Not only do you need to take everything on which you spend money into consideration (don’t forget such things as clothing allowances and a cost per mile for automobile maintenance) but such things as inflation and no longer receiving discounts given to married couples for such necessities as insurance. Essentially any necessary goods or services on which money must be spent on a regular basis can generally be included under the heading of “living expense”. Keep in mind that, while the definition of ‘necessities” may be open to interpretation, the court of the final arbiter.
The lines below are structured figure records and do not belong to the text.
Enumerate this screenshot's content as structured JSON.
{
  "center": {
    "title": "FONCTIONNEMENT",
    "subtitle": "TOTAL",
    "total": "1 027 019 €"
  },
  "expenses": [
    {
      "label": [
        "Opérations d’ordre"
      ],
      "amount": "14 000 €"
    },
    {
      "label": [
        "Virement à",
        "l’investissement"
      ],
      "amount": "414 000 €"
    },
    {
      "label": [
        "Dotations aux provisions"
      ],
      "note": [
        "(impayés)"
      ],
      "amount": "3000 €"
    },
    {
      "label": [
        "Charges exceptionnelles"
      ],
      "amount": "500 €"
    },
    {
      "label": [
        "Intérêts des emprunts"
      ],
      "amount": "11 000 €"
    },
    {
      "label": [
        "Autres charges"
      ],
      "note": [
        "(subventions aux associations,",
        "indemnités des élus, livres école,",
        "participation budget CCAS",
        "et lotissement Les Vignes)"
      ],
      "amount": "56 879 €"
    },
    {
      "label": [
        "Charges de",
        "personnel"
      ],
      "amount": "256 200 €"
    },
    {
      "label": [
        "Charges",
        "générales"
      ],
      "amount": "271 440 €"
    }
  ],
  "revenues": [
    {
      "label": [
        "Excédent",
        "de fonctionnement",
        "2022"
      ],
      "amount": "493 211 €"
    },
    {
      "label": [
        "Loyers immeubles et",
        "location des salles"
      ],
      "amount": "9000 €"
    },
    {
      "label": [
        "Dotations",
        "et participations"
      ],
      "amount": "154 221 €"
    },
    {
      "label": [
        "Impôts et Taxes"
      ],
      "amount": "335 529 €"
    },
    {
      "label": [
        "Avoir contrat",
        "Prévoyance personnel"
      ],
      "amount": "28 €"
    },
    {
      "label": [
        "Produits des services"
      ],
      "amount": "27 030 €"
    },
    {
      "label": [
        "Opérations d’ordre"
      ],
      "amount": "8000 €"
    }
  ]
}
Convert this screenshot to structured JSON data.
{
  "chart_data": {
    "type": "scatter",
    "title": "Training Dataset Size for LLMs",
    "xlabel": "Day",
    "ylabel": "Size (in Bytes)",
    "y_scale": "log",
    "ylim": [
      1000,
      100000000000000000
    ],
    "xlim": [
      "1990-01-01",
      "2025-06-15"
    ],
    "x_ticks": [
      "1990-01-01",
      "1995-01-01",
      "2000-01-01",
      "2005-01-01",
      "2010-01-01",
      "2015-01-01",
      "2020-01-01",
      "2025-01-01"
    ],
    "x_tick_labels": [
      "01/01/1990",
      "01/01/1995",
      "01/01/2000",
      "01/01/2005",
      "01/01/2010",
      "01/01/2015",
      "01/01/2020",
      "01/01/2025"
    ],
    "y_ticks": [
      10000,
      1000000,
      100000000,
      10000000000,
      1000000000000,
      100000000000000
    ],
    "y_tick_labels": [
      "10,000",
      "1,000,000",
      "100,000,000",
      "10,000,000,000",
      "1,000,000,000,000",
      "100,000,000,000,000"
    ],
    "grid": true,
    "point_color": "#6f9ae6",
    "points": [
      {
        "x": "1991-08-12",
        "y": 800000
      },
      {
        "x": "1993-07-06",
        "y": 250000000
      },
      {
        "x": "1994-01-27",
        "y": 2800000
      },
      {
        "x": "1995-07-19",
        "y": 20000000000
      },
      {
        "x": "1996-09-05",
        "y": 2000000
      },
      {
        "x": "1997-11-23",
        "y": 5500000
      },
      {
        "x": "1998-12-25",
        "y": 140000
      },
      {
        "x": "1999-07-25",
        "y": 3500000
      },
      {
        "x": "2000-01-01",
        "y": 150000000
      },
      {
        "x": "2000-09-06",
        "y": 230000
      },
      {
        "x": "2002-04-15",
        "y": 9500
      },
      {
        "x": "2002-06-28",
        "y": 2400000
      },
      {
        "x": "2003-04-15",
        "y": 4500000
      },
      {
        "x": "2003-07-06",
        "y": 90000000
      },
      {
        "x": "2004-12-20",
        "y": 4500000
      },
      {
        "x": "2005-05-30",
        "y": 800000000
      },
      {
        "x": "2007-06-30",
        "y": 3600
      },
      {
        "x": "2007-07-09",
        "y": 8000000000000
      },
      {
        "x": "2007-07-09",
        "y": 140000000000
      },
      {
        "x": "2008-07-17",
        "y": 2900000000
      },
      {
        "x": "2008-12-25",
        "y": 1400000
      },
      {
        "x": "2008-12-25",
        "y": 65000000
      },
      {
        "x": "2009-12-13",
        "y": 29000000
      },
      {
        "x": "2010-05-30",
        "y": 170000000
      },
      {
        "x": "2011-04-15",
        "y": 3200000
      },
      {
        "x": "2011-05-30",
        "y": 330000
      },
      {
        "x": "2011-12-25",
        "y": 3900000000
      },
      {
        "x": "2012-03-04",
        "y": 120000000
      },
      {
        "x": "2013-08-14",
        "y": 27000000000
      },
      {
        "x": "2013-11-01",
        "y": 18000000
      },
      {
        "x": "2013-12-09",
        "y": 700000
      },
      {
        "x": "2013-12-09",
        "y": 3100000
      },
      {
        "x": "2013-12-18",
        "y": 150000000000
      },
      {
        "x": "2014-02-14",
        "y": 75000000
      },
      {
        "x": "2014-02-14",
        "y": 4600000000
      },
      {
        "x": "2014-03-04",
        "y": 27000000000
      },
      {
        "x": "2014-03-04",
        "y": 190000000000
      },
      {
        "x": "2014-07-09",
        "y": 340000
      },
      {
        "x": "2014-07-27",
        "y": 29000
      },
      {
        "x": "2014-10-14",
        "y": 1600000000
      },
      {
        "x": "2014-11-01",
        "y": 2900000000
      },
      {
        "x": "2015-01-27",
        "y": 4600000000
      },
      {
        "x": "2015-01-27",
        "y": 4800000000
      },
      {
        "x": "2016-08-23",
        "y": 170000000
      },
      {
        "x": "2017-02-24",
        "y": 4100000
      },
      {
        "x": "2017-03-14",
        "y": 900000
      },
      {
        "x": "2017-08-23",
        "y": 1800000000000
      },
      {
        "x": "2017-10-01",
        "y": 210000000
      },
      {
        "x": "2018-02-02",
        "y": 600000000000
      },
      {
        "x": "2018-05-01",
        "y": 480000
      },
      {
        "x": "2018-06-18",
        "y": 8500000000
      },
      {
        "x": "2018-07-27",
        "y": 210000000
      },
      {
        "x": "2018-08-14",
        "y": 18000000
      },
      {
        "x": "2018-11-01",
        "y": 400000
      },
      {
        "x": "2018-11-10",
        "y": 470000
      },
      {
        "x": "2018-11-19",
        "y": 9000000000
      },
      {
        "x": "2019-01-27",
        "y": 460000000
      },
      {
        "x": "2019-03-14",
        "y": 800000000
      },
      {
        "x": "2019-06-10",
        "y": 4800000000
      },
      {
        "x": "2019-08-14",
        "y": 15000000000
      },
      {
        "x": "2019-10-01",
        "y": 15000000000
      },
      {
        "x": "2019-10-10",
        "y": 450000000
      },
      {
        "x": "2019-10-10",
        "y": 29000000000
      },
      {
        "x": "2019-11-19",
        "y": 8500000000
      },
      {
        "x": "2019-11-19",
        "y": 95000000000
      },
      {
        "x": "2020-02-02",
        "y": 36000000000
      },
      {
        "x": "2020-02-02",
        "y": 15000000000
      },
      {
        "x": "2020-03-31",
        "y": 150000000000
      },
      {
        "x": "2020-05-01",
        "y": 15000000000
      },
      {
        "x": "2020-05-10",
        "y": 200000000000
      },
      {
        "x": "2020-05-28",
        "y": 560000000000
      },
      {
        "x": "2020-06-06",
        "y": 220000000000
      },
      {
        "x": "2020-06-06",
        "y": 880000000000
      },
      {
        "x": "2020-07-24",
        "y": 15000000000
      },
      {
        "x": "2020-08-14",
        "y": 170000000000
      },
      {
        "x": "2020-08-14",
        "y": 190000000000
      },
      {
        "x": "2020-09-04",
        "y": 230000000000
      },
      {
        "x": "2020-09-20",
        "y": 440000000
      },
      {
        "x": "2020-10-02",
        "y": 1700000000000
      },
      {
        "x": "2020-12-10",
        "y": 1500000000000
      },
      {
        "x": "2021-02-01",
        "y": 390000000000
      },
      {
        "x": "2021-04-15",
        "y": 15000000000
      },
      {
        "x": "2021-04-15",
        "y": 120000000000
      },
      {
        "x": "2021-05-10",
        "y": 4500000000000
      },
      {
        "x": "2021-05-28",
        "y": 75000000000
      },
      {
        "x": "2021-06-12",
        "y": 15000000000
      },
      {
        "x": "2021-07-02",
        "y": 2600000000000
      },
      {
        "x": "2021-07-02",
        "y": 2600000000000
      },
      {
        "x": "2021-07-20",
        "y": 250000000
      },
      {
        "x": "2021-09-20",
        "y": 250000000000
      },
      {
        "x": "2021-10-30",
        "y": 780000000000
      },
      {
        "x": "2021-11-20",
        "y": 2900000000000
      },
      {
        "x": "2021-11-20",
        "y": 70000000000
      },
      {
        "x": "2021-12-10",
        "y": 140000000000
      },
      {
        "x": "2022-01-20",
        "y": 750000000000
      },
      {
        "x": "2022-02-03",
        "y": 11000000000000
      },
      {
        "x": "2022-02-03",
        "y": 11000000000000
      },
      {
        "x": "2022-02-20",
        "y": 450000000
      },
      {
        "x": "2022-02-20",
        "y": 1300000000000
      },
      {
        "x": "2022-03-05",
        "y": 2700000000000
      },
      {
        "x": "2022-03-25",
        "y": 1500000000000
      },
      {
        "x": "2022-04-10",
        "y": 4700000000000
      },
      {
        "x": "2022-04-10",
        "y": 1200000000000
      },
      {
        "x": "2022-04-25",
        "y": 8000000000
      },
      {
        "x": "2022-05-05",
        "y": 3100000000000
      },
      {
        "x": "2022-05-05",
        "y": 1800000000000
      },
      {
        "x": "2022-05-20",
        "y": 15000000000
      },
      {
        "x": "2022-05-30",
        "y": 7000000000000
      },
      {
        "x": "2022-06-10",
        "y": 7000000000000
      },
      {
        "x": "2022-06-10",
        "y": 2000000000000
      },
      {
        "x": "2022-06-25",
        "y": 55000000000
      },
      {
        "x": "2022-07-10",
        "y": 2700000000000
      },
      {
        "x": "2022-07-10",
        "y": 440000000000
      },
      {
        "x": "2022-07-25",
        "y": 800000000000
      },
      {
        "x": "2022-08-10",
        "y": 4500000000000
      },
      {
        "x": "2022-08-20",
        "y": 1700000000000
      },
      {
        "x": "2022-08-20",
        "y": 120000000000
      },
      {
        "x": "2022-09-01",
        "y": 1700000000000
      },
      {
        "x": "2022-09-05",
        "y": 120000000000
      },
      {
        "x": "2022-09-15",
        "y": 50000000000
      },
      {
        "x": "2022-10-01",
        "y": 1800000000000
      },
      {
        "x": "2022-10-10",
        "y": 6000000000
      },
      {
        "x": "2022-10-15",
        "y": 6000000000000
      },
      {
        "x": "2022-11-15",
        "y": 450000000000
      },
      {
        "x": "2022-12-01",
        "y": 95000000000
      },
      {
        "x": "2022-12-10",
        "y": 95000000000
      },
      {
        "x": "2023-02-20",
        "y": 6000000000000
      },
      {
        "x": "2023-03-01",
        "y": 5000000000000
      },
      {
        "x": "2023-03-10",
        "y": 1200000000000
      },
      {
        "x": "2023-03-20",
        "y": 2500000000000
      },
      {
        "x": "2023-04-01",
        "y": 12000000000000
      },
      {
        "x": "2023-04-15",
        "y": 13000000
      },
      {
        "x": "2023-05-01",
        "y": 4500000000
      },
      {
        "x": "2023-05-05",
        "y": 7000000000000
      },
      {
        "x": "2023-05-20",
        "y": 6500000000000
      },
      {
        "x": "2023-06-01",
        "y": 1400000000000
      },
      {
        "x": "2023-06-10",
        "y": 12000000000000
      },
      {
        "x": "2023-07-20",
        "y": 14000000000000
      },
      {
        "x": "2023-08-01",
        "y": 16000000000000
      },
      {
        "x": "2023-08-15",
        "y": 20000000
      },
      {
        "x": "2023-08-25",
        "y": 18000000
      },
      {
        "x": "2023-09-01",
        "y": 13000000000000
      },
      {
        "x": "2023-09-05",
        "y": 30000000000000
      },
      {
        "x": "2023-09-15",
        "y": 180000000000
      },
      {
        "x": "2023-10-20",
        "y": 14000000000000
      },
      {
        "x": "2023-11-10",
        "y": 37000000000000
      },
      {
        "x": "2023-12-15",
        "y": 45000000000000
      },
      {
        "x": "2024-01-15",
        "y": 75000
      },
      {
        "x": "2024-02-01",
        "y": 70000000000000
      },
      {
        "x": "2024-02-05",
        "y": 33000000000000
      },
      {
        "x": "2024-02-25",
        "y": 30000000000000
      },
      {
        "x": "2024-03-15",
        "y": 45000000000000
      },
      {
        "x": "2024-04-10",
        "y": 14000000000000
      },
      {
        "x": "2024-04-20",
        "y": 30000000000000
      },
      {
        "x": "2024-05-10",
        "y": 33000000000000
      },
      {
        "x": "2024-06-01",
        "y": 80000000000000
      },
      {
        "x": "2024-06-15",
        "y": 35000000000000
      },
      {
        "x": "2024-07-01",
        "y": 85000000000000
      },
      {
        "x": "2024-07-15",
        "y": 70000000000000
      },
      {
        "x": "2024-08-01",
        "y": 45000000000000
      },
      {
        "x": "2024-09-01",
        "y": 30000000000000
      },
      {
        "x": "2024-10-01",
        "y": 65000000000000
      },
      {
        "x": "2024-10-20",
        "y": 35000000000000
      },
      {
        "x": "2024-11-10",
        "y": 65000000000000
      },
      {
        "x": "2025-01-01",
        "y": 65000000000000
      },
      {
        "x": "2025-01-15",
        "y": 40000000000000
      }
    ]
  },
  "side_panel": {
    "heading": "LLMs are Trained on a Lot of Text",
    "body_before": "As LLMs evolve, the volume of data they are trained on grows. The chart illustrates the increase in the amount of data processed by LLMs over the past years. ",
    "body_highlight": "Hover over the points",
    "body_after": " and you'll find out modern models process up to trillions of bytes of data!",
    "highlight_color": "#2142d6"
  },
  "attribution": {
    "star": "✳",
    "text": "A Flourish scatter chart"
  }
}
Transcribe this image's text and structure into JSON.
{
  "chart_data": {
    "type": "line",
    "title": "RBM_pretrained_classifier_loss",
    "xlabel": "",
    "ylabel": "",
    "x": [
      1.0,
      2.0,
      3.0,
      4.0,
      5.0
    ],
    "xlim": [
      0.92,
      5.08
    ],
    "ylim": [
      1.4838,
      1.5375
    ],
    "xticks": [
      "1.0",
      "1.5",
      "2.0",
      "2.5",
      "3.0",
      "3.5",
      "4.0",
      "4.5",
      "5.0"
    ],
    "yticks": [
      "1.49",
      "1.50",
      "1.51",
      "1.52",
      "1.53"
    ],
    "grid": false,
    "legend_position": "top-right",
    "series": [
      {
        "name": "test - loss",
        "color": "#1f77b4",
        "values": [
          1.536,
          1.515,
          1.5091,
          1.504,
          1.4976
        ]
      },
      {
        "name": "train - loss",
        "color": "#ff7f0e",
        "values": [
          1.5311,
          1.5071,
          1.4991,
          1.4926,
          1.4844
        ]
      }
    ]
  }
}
While a gym membership may certainly be considered a reasonable living expense in order to maintain your health, daily massages and regular trips to Club Med may not fall under that umbrella in the eyes of the court.

As always, every situation is unique.  This series is intended to “start the thinking process” to take emotive choices out of a hard situation.  Everyone’s situation is different, and this is not intended as legal advice.  Please, speak to a divorce attorney prior to making any decisions, especially decisions based on a simple blog post.   There are many mitigating factors that will go into the final divorce decree.